Das alles, meint Neff, sei auch Garant dafür, dass es diese Kommunikations- und Unterhaltungsformen auch in Zukunft geben wird. Die Entwicklung von neuen technischen Möglichkeiten wird nicht nur zu einer größeren Attraktivität für Leser und damit auch die Werbewirtschaft führen, sondern zwangsläufig auch einen Prozess einleiten, den es im Bereich der Printmedien bereits seit Jahren gibt: Die s.g. Pressekonzentration, bei der nur die wirklich starken und großen Anbieter überleben werden. Ond"ej Neff sieht dafür auch in Tschechien erste Vorzeichen, wie er abschließend erläutert.
"Dieser Prozess ist sehr markant und ich denke, dass es da kein Ausweichen gibt. Vor allem dann nicht, wenn eintreten sollte, was allgemein erwartet wird, nämlich die Schaffung von technischen Voraussetzungen, um den Umfang der Datenübertragung zu vergrößern. Dann wird es allmählich zu einer Kombination oder sogar Verschmelzung von Internet und digitalem Fernsehen kommen.

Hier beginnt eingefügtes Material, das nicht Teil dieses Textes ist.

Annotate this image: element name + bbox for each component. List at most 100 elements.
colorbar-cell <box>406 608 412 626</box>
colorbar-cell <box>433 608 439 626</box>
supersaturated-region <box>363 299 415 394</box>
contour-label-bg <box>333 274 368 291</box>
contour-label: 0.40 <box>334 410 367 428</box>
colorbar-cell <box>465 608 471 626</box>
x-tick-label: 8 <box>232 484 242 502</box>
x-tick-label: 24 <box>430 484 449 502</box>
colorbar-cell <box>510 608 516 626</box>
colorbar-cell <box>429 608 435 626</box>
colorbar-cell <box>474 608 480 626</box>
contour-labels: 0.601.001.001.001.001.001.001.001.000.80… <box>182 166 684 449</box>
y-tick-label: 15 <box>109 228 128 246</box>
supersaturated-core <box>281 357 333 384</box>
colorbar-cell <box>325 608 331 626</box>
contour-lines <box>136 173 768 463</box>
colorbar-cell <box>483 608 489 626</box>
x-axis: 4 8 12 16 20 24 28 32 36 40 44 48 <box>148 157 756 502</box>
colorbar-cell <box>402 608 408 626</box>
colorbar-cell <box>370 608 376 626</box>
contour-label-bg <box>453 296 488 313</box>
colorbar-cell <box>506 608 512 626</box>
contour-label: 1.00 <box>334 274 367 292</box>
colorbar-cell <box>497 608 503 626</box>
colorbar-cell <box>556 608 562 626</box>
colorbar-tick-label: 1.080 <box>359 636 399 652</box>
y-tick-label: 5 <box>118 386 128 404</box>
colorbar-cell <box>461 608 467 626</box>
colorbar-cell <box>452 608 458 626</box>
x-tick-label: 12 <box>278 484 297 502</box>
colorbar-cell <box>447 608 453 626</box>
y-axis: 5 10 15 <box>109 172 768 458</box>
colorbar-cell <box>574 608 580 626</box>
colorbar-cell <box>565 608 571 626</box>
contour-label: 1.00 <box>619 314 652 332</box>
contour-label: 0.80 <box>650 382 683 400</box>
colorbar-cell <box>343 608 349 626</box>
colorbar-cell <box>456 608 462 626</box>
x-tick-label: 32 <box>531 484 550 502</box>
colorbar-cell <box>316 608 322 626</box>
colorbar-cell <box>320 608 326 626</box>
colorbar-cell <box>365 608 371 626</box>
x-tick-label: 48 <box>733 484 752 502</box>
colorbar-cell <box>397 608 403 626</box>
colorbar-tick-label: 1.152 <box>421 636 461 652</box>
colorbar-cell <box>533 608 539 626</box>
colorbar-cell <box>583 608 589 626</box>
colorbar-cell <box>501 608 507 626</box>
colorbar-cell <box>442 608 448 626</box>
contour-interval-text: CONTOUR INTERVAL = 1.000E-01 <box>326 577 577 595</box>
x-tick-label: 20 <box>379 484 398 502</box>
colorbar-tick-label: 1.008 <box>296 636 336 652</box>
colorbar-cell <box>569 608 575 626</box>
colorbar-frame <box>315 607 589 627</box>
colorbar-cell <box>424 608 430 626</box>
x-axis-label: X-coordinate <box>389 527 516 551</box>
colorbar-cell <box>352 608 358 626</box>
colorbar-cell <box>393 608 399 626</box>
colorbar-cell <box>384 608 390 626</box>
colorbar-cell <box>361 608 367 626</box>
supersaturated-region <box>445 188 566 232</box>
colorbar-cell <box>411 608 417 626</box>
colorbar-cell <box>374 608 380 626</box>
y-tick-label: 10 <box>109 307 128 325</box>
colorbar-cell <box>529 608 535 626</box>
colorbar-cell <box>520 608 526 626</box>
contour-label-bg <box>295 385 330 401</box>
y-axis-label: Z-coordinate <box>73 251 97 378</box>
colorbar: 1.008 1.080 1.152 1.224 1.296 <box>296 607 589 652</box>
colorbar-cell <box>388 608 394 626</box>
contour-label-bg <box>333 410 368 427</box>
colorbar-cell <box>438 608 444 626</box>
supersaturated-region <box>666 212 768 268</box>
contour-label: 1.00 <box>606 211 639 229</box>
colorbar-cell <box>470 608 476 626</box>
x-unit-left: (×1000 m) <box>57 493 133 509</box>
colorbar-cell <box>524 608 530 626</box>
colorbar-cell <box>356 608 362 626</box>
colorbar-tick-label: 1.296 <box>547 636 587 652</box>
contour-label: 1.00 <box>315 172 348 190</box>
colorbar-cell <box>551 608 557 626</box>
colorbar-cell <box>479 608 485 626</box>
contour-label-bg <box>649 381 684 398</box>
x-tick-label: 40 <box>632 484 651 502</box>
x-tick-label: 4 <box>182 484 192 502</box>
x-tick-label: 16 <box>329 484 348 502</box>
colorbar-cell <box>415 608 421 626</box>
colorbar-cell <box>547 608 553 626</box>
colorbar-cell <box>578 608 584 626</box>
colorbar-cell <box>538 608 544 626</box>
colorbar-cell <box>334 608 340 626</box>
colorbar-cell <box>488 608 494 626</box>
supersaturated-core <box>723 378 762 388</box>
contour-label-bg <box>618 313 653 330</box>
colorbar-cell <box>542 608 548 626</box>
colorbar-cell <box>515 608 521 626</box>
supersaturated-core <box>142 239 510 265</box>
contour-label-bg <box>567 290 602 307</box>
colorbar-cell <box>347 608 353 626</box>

Das wird große Investitionen erfordern, die nur die wirklich große Medienunternehmen auf sich nehmen können. In Tschechien gibt es bereits die ersten Vorboten dieser Entwicklung - hinter dem größten tschechischen Informationskanal im Internet, IDNES, steht mit der Mlada fronta Dnes die größte Zeitung des Landes."